Les informo de nuevo de las circunstancias en que nos encontramos, a lo que me responden con otro correo electrónico en el que dicen que esperan que Greta acuda a la escuela como siempre el lunes para que podamos abordar y superar «este problema».
No, Greta no irá al colegio el lunes. Lleva dos meses sin comer, y si no se produce un cambio drástico la semana que viene, la ingresarán en el hospital infantil Sachsska.
Comemos sentados en el sofá viendo un DVD de la serie Érase una vez. Hay varias temporadas y cada una dura más o menos medio período geológico. Y eso nos va bien. Necesitamos océanos de tiempo para conseguir llegar al final de cada comida.
Svante cocina ñoquis. Es muy importante que la textura sea perfecta; de lo contrario, Greta no se los puede comer.
Servimos una determinada cantidad en un plato. Es un difícil juego de equilibrio, pues si ponemos demasiados, nuestra hija no come nada y si ponemos pocos, no come lo suficiente. Todo lo que consiga ingerir es, se mire por donde se mire, insuficiente; pero cada bocado, por pequeño que sea, es importante y no hay que desperdiciar nada.
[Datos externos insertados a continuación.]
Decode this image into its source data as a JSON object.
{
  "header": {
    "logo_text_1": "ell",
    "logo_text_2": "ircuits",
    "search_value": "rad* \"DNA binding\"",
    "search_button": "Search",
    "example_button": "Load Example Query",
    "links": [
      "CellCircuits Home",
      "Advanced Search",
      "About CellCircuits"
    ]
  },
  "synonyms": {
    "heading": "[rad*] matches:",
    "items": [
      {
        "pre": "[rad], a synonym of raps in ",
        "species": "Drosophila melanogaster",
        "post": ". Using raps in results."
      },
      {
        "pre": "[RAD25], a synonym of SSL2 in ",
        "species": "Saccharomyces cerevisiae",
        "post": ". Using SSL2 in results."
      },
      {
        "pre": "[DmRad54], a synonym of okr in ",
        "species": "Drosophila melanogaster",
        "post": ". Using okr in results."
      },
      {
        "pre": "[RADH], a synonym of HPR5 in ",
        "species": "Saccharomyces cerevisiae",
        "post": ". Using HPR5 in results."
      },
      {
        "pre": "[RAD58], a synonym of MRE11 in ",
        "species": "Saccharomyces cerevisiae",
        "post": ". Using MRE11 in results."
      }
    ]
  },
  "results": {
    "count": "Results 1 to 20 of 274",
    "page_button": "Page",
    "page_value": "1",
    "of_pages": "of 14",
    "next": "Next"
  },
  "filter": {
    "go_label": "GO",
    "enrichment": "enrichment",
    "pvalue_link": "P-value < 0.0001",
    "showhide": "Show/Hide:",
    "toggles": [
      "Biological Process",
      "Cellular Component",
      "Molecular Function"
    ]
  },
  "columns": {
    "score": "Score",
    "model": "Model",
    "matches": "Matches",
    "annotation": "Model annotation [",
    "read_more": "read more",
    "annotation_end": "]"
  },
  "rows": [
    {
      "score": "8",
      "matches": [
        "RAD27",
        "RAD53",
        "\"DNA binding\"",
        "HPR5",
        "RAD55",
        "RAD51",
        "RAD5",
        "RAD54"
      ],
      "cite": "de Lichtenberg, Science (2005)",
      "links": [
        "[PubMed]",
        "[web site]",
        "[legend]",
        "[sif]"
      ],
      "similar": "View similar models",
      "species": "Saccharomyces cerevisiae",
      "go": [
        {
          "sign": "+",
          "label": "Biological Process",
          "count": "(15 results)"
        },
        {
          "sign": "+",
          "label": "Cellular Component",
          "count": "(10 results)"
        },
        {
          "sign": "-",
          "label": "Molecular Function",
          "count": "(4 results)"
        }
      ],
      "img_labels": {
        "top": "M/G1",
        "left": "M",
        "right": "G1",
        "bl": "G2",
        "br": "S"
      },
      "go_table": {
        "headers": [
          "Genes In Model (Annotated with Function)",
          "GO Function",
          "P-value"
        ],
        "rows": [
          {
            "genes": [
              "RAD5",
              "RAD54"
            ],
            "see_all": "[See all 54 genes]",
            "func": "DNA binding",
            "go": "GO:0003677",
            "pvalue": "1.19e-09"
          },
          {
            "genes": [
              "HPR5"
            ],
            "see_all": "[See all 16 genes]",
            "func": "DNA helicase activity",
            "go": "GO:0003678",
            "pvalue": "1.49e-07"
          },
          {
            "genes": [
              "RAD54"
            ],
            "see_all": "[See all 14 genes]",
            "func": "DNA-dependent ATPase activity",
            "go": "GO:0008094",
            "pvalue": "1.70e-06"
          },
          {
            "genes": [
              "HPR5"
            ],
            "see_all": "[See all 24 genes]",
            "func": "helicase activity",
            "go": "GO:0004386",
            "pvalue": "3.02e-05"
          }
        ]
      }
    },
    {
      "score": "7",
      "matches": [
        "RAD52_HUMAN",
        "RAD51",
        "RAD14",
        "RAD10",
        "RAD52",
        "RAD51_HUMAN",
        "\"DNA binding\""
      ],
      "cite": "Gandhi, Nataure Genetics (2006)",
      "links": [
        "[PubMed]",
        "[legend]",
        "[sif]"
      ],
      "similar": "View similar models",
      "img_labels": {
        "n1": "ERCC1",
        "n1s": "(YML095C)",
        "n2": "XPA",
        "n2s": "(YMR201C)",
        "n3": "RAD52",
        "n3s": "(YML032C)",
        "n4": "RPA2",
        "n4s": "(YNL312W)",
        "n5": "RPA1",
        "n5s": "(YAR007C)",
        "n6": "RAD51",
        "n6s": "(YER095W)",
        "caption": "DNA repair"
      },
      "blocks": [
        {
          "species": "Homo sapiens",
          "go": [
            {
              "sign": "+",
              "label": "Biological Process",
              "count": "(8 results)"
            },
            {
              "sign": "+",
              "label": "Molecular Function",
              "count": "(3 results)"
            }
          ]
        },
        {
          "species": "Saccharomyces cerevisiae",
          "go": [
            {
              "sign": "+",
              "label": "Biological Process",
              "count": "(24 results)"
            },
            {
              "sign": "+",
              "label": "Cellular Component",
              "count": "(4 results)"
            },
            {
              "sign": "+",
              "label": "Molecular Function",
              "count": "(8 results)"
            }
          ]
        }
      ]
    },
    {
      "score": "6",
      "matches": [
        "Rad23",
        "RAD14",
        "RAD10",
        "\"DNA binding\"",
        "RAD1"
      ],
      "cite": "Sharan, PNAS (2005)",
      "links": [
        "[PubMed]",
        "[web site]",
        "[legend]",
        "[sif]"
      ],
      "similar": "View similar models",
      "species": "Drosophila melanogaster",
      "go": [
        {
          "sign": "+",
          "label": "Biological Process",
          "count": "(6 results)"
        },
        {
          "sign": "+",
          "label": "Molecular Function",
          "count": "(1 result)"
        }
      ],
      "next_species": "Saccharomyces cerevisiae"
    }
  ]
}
Greta empieza a ordenar los ñoquis. Les da la vuelta. Los aplasta y a continuación reanuda todo el proceso. Tras veinte minutos así, se pone a comer. Lame y chupa y mordisquea un poco. Va despacio. Se acaba un capítulo de la serie. Treinta y nueve minutos. Mientras da comienzo el siguiente episodio, apuntamos los tiempos intermedios, la cantidad de bocados por capítulo, pero no decimos nada.
—Estoy llena —dice de repente—. No quiero más.
Svante y yo no nos miramos. No debemos dejar que se nos note la frustración, porque nos hemos dado cuenta de que es lo único que funciona. Hemos probado otras estrategias, todas las que puedan imaginarse.
La hemos regañado. Hemos gritado, reído, llorado. La hemos amenazado, rogado, implorado, y le hemos ofrecido todos los sobornos que nuestra imaginación ha podido inventar. Pero esto parece ser lo que mejor funciona.